Tink - A Series 1 Story Pt 2

The other week I left you with the cheery news that, while manoeuvring Tink around to inflate her tyres before the MOT, her steering box snapped clean in half. After much grunting with the Hi-Lift jack to get her shoved back into the yard, I did the only sensible thing: ordered a pizza, opened a bottle of wine, and sulked.

“Now then,” I pondered a couple of days later, “where the ‘eck am I going to find a 1955 steering box?”

All the usual suspects came up blank. Eventually, a rummage through the Series One Club’s list of parts suppliers led me to Red Dragon Restorations. To my relief, they had one.

When the ‘new’ steering box arrived, it came with instructions from Red Dragon’s owner, Stafford Dovey. They sounded straightforward enough: strip the steering surround, undo two bolts in the footwell, three horizontal bolts on the chassis bracket, one more on the wing bracket, break the ball joint, then feed the whole thing through the footwell. Refitting was simply the reverse.

Sounds easy, doesn’t it? Well, it wasn’t. It was a filthy, awkward job. That said, having done it once, I reckon I could now do it in half an hour. Funny things, old Land Rovers.

With the old unit in the vice, I used my mate Chris’s hydraulic bearing puller and a good soaking of WD-40 to remove the drop arm and chassis bracket, then transferred them to the replacement box. I also fitted a new ball joint onto the steering arm.

By now it was dark, so with my head torch on, I slid the new steering box back up through the wheel arch and into place, fumbling with bolts in the footwell while wishing for longer arms. Brackets secured, column reattached, all looked good. By morning, all I had to do was connect the ball joint, fill with oil, and move on to the MOT jobs.

At least that was the plan.

The next day, after returning Chris’s puller (important detail), I wriggled underneath in my ‘Land Rover clothes’ and went to fit the ball joint. No chance. It simply wouldn’t go. That’s when I realised I’d done the order wrong.
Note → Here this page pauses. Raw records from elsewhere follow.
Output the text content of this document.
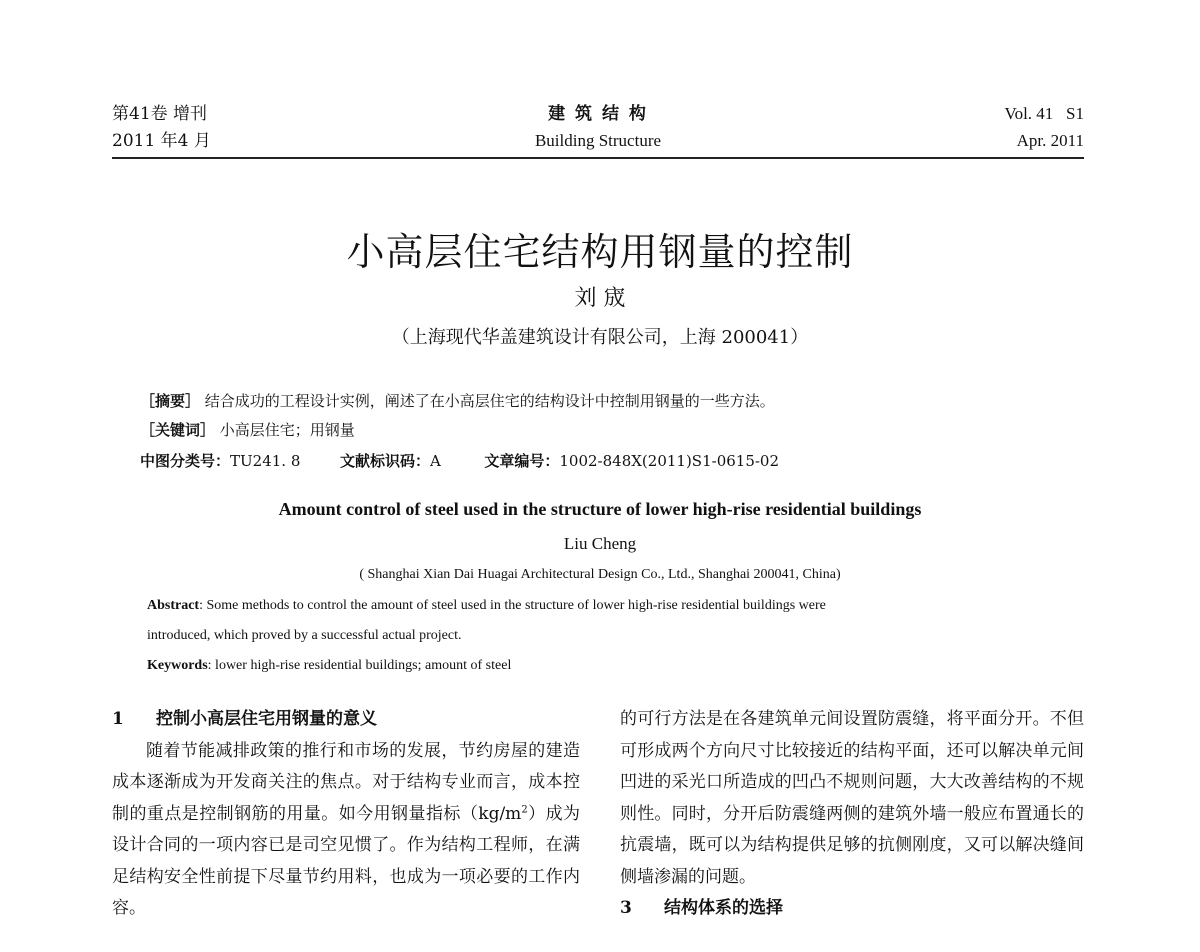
第41卷 增刊
2011 年4 月
建 筑 结 构
Building Structure
Vol. 41   S1
Apr. 2011
小高层住宅结构用钢量的控制
刘 宬
（上海现代华盖建筑设计有限公司，上海 200041）
［摘要］ 结合成功的工程设计实例，阐述了在小高层住宅的结构设计中控制用钢量的一些方法。
［关键词］ 小高层住宅；用钢量
中图分类号：TU241. 8	文献标识码：A	文章编号：1002-848X(2011)S1-0615-02
Amount control of steel used in the structure of lower high-rise residential buildings
Liu Cheng
( Shanghai Xian Dai Huagai Architectural Design Co., Ltd., Shanghai 200041, China)
Abstract: Some methods to control the amount of steel used in the structure of lower high-rise residential buildings were
introduced, which proved by a successful actual project.
Keywords: lower high-rise residential buildings; amount of steel
1 控制小高层住宅用钢量的意义

随着节能减排政策的推行和市场的发展，节约房屋的建造成本逐渐成为开发商关注的焦点。对于结构专业而言，成本控制的重点是控制钢筋的用量。如今用钢量指标$(kg/m^2)$成为设计合同的一项内容已是司空见惯了。作为结构工程师，在满足结构安全性前提下尽量节约用料，也成为一项必要的工作内容。

的可行方法是在各建筑单元间设置防震缝，将平面分开。不但可形成两个方向尺寸比较接近的结构平面，还可以解决单元间凹进的采光口所造成的凹凸不规则问题，大大改善结构的不规则性。同时，分开后防震缝两侧的建筑外墙一般应布置通长的抗震墙，既可以为结构提供足够的抗侧刚度，又可以解决缝间侧墙渗漏的问题。

3 结构体系的选择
The drop arm needed fitting first.

Cue another round of pulling the box out, borrowing Chris’s puller again, removing the arm again, swearing again… and then refitting the lot in the correct order. This time it worked. Oil in, arms bolted, everything tight — success at last.

Next jobs: get the windscreen wiper working, replace the snapped axle strap, and give her a service. But then reality set in: dark nights, rain every day, a dodgy back, too much work, and… let’s be honest… sheer apathy. So Tink sat untouched for the next five months.
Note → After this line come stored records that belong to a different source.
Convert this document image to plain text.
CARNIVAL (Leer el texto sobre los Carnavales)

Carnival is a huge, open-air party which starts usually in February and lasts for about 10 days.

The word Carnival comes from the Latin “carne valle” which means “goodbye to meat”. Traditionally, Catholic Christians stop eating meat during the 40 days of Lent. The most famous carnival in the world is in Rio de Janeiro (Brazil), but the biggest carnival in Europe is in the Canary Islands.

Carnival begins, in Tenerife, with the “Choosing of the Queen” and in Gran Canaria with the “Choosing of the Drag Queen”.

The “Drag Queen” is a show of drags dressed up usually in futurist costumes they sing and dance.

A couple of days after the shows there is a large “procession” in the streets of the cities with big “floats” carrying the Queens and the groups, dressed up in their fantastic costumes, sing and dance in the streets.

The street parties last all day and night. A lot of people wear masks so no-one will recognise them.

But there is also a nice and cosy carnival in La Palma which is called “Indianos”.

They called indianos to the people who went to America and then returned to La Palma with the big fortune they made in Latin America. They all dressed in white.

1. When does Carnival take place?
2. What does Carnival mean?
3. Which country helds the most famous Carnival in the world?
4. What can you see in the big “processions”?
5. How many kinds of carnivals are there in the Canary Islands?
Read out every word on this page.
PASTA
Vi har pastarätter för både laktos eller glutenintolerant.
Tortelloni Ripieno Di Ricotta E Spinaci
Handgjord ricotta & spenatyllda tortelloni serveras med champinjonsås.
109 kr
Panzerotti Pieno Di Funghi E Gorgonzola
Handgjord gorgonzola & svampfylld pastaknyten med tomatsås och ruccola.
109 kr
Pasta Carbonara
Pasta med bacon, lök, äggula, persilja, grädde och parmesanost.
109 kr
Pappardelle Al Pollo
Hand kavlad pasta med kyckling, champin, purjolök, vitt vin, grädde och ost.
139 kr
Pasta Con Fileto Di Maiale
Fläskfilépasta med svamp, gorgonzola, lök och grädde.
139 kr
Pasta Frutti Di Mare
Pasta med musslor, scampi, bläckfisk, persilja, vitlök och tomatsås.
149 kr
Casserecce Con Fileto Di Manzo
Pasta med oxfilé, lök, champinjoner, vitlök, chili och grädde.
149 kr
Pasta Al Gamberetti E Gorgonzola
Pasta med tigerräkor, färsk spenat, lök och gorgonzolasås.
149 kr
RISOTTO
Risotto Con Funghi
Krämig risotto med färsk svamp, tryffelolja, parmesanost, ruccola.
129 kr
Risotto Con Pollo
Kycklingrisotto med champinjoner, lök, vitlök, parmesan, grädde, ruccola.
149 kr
By March, lighter evenings and a bit of sun rekindled my enthusiasm. I remembered that spluttering issue whenever I pressed the accelerator — a little “psssst” followed by a brief stall. Since it had been twenty-odd years since I last fiddled with an ignition system, I invited my mate Barny over.

Nothing looked drastically wrong, but most of the ignition parts were a mishmash of old and new. Fifty quid later, Tink had fresh leads, dizzy cap, plugs, coil, rotor arm, and points. It helped, but she was still “psssst-ing.”
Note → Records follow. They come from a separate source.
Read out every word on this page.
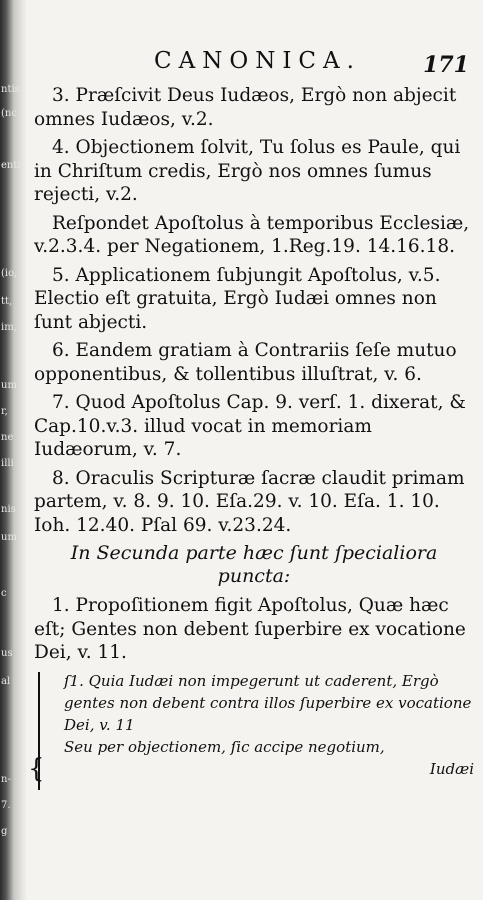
ntis
(nc
enti
(io,
tt,
im,
um
r,
ne
illi
nis
um
c
us
al
n-
7.
g
CANONICA.	171

3. Præſcivit Deus Iudæos, Ergò non abjecit omnes Iudæos, v.2.

4. Objectionem ſolvit, Tu ſolus es Paule, qui in Chriſtum credis, Ergò nos omnes ſumus rejecti, v.2.

Reſpondet Apoſtolus à temporibus Ecclesiæ, v.2.3.4. per Negationem, 1.Reg.19. 14.16.18.

5. Applicationem ſubjungit Apoſtolus, v.5. Electio eſt gratuita, Ergò Iudæi omnes non ſunt abjecti.

6. Eandem gratiam à Contrariis ſeſe mutuo opponentibus, & tollentibus illuſtrat, v. 6.

7. Quod Apoſtolus Cap. 9. verſ. 1. dixerat, & Cap.10.v.3. illud vocat in memoriam Iudæorum, v. 7.

8. Oraculis Scripturæ ſacræ claudit primam partem, v. 8. 9. 10. Eſa.29. v. 10. Eſa. 1. 10. Ioh. 12.40. Pſal 69. v.23.24.

In Secunda parte hæc ſunt ſpecialiora puncta:

1. Propoſitionem figit Apoſtolus, Quæ hæc eſt; Gentes non debent ſuperbire ex vocatione Dei, v. 11.

{
ſ1. Quia Iudæi non impegerunt ut caderent, Ergò gentes non debent contra illos ſuperbire ex vocatione Dei, v. 11
Seu per objectionem, ſic accipe negotium,
Iudæi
Right then, fuel system. She’d been started occasionally over the years but not properly driven for five, so maybe things were gummed up. I cleaned the sediment bowl (seemed a good place to start), stripped the fuel pump, fitted a new diaphragm. No joy.

The next suggestion, from an experienced Series One owner, was: “Take the carb off and blow it.” Not exactly the kind of intimacy I had in mind, but after removing the carb and puffing into every opening I could find — lo and behold, it worked. No more “psssst.”

With that sorted, on to the wiper. The motor was there, but no wiring. My mate Chris reckoned I needed a banana plug, so Julian handed me a couple. Once connected, the motor reluctantly came to life, though it was as much use as a chocolate teapot. A trip to Buckley Bros in Darwen sorted me with a new arm, blade, and adaptor. Woohoo, progress!

That left the axle strap. The nearside one was dangling in two bits, and the bolts had their heads snapped off. Lacking time to drill them out, I simply cut the strap off and soaked the other bolts in penetrating spray. If it’s not there, it can’t fail an MOT, right?

Final checks included strapping down the battery and cleaning the mucked-up brake light switch (it sits in a daft place just forward of the driver’s footwell). That did the trick — working brake lights again.

And so, with 37,373 miles on the clock, we trundled gently off to Simon at Horwich MOT Centre. My confidence in Tink grew with every yard, though I kept one ear out for any groans from the ‘new’ steering box.

And the result? She only went and passed.

After almost six years, my Series One Land Rover was road legal again. Driving home roofless, with the door tops off, I grinned like a Cheshire cat. One thought kept running through my mind: let the adventures begin!